11. Tested on the touchstone of the afore-noted broad principles to be kept in view while dealing with such applications, the Court is of the view that the appellant has miserably failed to show cause, much less sufficient cause for condonation of delay in filing the appeal. The entire delay is attributed to the old age of the counsel for the appellant, his ailments and that due to loss of memory he was not able to recollect to file the appeal and on the occasion of Diwali while whitewashing and dusting he found the documents and then contacted the appellant and filed the appeal. In the entire application, there is no whisper as to what efforts were made by the appellant to contact the counsel to file the appeal so much so even the application is not accompanied by any affidavit of the appellant
or the authorized representative. It is a plain and simple case of inaction and negligence for which no indulgence can be given to the appellant/applicant. In my view, the aforesaid extracted paragraphs hardly spell out any reason / cause for condonation of the delay in filing the appeal. The Court does not come to the aid of a person who sleeps over his rights.

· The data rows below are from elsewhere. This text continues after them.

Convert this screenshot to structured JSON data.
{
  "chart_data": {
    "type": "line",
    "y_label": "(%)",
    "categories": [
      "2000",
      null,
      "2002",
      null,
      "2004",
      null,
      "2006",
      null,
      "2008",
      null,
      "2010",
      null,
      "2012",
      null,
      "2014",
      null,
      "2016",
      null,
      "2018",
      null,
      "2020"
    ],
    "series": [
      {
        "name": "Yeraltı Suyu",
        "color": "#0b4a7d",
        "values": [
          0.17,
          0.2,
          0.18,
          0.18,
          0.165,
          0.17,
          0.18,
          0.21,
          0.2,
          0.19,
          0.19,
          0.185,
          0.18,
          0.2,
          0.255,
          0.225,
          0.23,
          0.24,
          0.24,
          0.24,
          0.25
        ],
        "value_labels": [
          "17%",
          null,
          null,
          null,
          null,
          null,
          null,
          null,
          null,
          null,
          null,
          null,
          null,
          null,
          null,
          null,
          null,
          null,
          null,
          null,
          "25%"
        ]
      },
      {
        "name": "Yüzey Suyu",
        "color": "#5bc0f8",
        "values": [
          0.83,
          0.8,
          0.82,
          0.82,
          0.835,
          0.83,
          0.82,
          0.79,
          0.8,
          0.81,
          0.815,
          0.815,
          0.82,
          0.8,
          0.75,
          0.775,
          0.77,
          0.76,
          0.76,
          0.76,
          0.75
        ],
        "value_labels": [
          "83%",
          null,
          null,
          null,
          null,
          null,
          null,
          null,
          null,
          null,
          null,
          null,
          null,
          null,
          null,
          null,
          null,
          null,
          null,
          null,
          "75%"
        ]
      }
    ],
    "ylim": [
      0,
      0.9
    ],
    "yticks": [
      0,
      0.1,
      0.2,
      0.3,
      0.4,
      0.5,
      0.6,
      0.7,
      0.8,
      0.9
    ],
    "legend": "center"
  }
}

12. In this view of the matter, it is not a fit case for condonation of delay in filing the appeal.
The application is accordingly dismissed.
FAO 550/2016 & CM 44015/2016 (exemption)
1. In view of the fact that the application seeking condonation of delay in filing the appeal has been dismissed, the appeal is also dismissed as barred by limitation.
2. The application seeking exemption from filing certified copy of the impugned order is also rendered infructuous and is hereby dismissed as such.